Hours after the New York Times Magazine published Walsh’s story about the controversial death of an Italian student in Cairo, the U.S. official called the Times to say the reporter had a target on his back, Walsh tweeted on Tuesday.
The Irish ambassador sent a diplomat to my apartment who arrived in an hour. (I am an Irish citizen.) The diplomat drove to Cairo airport where I took the first available flight to Europe. Weeks later, I returned to Egypt unhindered and resumed work.— Declan Walsh (@declanwalsh) September 24, 2019
In New York, editors at the Times were also warned of Walsh’s imminent arrest.

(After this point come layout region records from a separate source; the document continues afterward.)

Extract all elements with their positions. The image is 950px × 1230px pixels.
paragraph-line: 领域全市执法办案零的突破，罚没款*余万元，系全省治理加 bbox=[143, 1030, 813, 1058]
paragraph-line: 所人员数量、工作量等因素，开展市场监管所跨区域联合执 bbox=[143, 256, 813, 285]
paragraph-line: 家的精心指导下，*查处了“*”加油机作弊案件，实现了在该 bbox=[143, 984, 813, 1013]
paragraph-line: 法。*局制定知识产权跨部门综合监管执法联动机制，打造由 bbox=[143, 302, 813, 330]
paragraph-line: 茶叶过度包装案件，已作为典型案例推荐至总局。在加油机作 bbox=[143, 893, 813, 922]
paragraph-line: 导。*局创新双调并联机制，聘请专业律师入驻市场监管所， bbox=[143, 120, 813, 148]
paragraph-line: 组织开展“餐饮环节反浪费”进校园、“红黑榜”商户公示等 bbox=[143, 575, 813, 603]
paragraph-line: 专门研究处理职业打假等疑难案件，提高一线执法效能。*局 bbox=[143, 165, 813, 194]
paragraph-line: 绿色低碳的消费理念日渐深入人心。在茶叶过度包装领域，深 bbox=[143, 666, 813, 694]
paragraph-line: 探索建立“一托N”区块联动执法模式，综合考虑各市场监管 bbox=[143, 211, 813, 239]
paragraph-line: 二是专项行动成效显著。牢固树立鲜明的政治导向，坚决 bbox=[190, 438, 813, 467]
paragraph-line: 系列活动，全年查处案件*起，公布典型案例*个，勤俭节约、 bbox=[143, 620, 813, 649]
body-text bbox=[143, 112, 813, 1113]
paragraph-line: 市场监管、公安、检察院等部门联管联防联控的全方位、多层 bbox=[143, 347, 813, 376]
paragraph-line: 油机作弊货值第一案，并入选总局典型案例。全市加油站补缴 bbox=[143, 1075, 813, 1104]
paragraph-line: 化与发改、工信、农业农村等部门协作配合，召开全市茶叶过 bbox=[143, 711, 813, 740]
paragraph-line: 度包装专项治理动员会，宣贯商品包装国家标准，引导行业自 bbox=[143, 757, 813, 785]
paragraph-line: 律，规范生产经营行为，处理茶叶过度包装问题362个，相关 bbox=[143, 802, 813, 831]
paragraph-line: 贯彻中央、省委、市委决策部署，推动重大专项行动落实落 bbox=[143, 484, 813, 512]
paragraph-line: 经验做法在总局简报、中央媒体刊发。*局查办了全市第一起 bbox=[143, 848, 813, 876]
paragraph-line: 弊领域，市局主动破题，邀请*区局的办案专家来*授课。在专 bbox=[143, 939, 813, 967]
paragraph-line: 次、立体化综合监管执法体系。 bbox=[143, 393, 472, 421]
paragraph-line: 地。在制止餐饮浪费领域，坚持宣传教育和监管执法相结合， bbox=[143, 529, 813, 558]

That’s when the call took a “surprising and distressing turn,” Sulzberger wrote on Monday.
The Trump administration wanted to sit on the warning and let Egyptian officials carry out the arrest, the official said. In fact, the official feared being punished for alerting the Times of what was about to play out.
And when Walsh called the U.S. Embassy in Cairo for help, he wrote Tuesday, a press officer there “expressed concern” but redirected him to the Irish Embassy instead. (Walsh is an Irish citizen.)
Almost immediately, an Irish official showed up at Walsh’s home and drove the journalist to the airport.
The Irish Embassy in Cairo referred a request for comment to the Irish Foreign Ministry, which said it does not comment on specific cases.
In his talk at Brown, Sulzberger used the incident to illustrate the repercussions of Trump’s failure to defend press freedom around the world.
“I’m sounding the alarm because his words are dangerous and having real-world consequences around the globe,” Sulzberger said.
Reporters Without Borders, a nonprofit that fights for press freedom, has noted a sharp drop in the number of countries where it is safe for journalists to work. Only 8 percent of 180 countries evaluated by the organization in 2019 have a media climate considered “good” for journalists, amid a tightening grip from government and increased violence. The United States came in at 48th, and Egypt was 163rd.
Later in his speech, Sulzberger mentioned an incident in February, in which another one of the newspaper’s journalists was targeted by the Egyptian government. This time, the Egyptians’ efforts were successful.
David D. Kirkpatrick, a Times international correspondent and former Cairo bureau chief, had written a book, “Into the Hands of the Soldiers,” that was critical of the Egyptian government. Upon landing in Cairo in February, Kirkpatrick was placed in custody for hours without food or water. He was then ordered on a flight back to London, where he is based.
Sam Werberg, a spokesman for the U.S. Embassy in Cairo, later said the office was “concerned” about the incident and raised the matter with Egyptian officials.
Privately, however, the embassy’s reaction to the incident seemed to differ. After the Times’s leadership spoke out, Sulzberger heard from a senior official at the embassy.
“What did you expect would happen to him?” the official said, according to Sulzberger. “His reporting made the government look bad.”
Sulzberger’s column prompted one of Trump’s most outspoken critics in Congress to compare the president to an “authoritarian.”
“This is what authoritarians do,” tweeted Rep. Alexandria Ocasio-Cortez (D-N.Y.).